1. Explain Your Choices (Correctly)
One of the simplest solutions, yet difficult to master. Try telling a Chinese businessman that “I don’t drink” (for example) and you may have just dug yourself a hole in the relationship that harms your relationship (even his trust in you). On the other hand, if you say “my doctor says I cannot drink” then nobody will fault you for that.
I use this blog as an excuse all the time. Many of my choices may be weird and seem difficult to justify, but if I redirect the explanation by talking about the purpose of “Life by Experimentation” and conducting meaningful self-experiments, the attention gets redirected. Someone who buys every tech gadget they find, for example, is an addict – but someone who writes about them is a reviewer. Similarly, I try weird things (like wearing an EEG to bed), but it is “okay” because I am testing and chronicling them.
2. Hide Your Choices
When you cannot effectively explain your choice (or just don’t want to), you can hide it. In China, my western colleagues and I developed a sophisticated strategy of “fake drinking” (discreetly spitting beer into tea cups and “baijiu” alcohol into water) to avoid becoming excessively drunk. Likewise, you could find a way to put your salad onto a plate at the restaurant.
3. Force Your Choices On Others
Certainly the most boorish solution, but that does not mean it should be discounted. If dinner is at my house, I will cook and entertain – but I will choose foods that fit with the aforementioned experiment. Or, if someone cannot understand why I would choose to undertake such an experiment (like when I taught myself to become ambidextrous) I can simply use my knowledge on the subject material to talk them down.

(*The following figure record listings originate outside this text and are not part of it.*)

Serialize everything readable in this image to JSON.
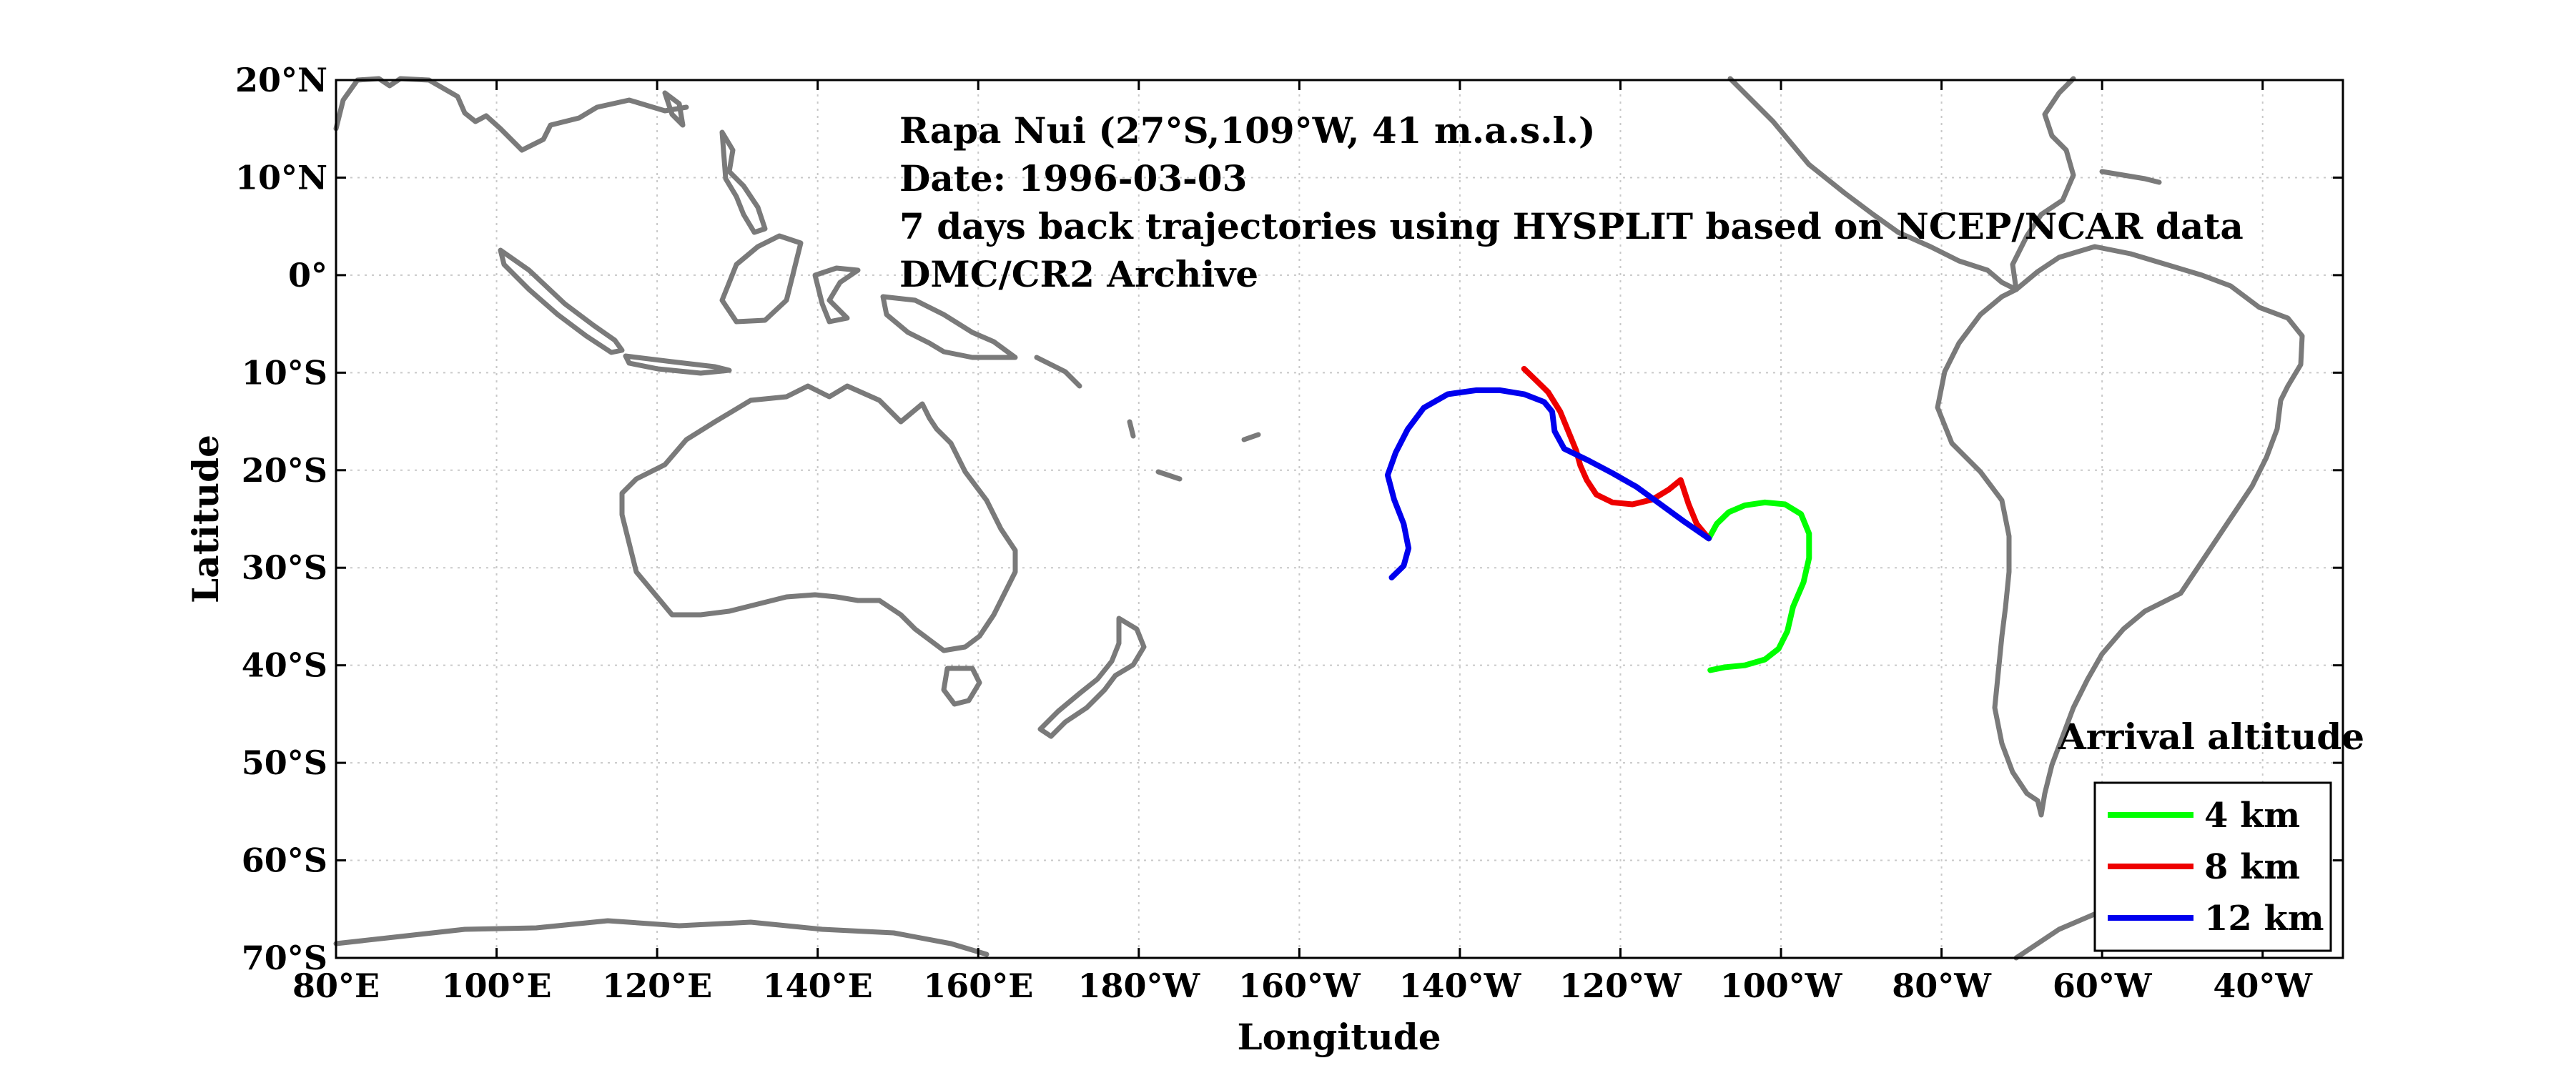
{
  "chart_data": {
    "type": "line",
    "title": "",
    "xlabel": "Longitude",
    "ylabel": "Latitude",
    "xlim": [
      80,
      330
    ],
    "ylim": [
      -70,
      20
    ],
    "x_ticks": [
      {
        "v": 80,
        "label": "80°E"
      },
      {
        "v": 100,
        "label": "100°E"
      },
      {
        "v": 120,
        "label": "120°E"
      },
      {
        "v": 140,
        "label": "140°E"
      },
      {
        "v": 160,
        "label": "160°E"
      },
      {
        "v": 180,
        "label": "180°W"
      },
      {
        "v": 200,
        "label": "160°W"
      },
      {
        "v": 220,
        "label": "140°W"
      },
      {
        "v": 240,
        "label": "120°W"
      },
      {
        "v": 260,
        "label": "100°W"
      },
      {
        "v": 280,
        "label": "80°W"
      },
      {
        "v": 300,
        "label": "60°W"
      },
      {
        "v": 320,
        "label": "40°W"
      }
    ],
    "y_ticks": [
      {
        "v": 20,
        "label": "20°N"
      },
      {
        "v": 10,
        "label": "10°N"
      },
      {
        "v": 0,
        "label": "0°"
      },
      {
        "v": -10,
        "label": "10°S"
      },
      {
        "v": -20,
        "label": "20°S"
      },
      {
        "v": -30,
        "label": "30°S"
      },
      {
        "v": -40,
        "label": "40°S"
      },
      {
        "v": -50,
        "label": "50°S"
      },
      {
        "v": -60,
        "label": "60°S"
      },
      {
        "v": -70,
        "label": "70°S"
      }
    ],
    "grid": true,
    "annotations": [
      "Rapa Nui (27°S,109°W, 41 m.a.s.l.)",
      "Date: 1996-03-03",
      "7 days back trajectories using HYSPLIT based on NCEP/NCAR data",
      "DMC/CR2 Archive"
    ],
    "legend": {
      "title": "Arrival altitude",
      "placement": "bottom-right"
    },
    "series": [
      {
        "name": "4 km",
        "color": "#00ff00",
        "points": [
          [
            251,
            -27
          ],
          [
            252,
            -25.5
          ],
          [
            253.5,
            -24.3
          ],
          [
            255.5,
            -23.6
          ],
          [
            258,
            -23.3
          ],
          [
            260.5,
            -23.5
          ],
          [
            262.5,
            -24.5
          ],
          [
            263.5,
            -26.5
          ],
          [
            263.5,
            -29
          ],
          [
            262.8,
            -31.5
          ],
          [
            261.5,
            -34
          ],
          [
            260.8,
            -36.5
          ],
          [
            259.7,
            -38.3
          ],
          [
            258,
            -39.4
          ],
          [
            255.5,
            -40
          ],
          [
            253,
            -40.2
          ],
          [
            251.2,
            -40.5
          ]
        ]
      },
      {
        "name": "8 km",
        "color": "#ee0000",
        "points": [
          [
            251,
            -27
          ],
          [
            249.5,
            -25.5
          ],
          [
            248.5,
            -23.5
          ],
          [
            247.5,
            -21
          ],
          [
            246,
            -22
          ],
          [
            244,
            -23
          ],
          [
            241.5,
            -23.5
          ],
          [
            239,
            -23.3
          ],
          [
            237,
            -22.5
          ],
          [
            235.8,
            -21
          ],
          [
            235,
            -19.5
          ],
          [
            234.5,
            -18
          ],
          [
            233.5,
            -16
          ],
          [
            232.5,
            -14
          ],
          [
            231,
            -12
          ],
          [
            229.5,
            -10.8
          ],
          [
            228,
            -9.6
          ]
        ]
      },
      {
        "name": "12 km",
        "color": "#0000ee",
        "points": [
          [
            251,
            -27
          ],
          [
            248,
            -25.3
          ],
          [
            245,
            -23.5
          ],
          [
            242,
            -21.7
          ],
          [
            239,
            -20.3
          ],
          [
            236,
            -19
          ],
          [
            233,
            -17.8
          ],
          [
            231.8,
            -16
          ],
          [
            231.5,
            -14
          ],
          [
            230.5,
            -13
          ],
          [
            228,
            -12.2
          ],
          [
            225,
            -11.8
          ],
          [
            222,
            -11.8
          ],
          [
            218.5,
            -12.2
          ],
          [
            215.5,
            -13.6
          ],
          [
            213.5,
            -15.8
          ],
          [
            212,
            -18.2
          ],
          [
            211,
            -20.5
          ],
          [
            211.8,
            -23
          ],
          [
            213,
            -25.5
          ],
          [
            213.6,
            -28
          ],
          [
            213,
            -29.8
          ],
          [
            211.5,
            -31
          ]
        ]
      }
    ]
  }
}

I don’t mean to say that you should be rude, but rather, remember that your choice to do something unusual is a choice you (hopefully) made with good reason.
What Is Normal?
People will subconsciously try to pull you back to the center of the “social norm” simply to protect their own sense of “what is normal.”
Don’t let them.
“Normal” or “average” is (generally) nothing to strive for. Again, if you have thought through your goals and your reasoning and you believe in what you are trying to do, then don’t let anybody sway you from that course (without good reason). If someone tells me that my dietary habits are dangerous I will certainly listen, but if their complaint is simply that I am not doing what they are doing, it is not a valid complaint at all.
So, what’s your definition of abnormal? Do your friends and family look at you strangely for certain choices you make? How have you dealt with it?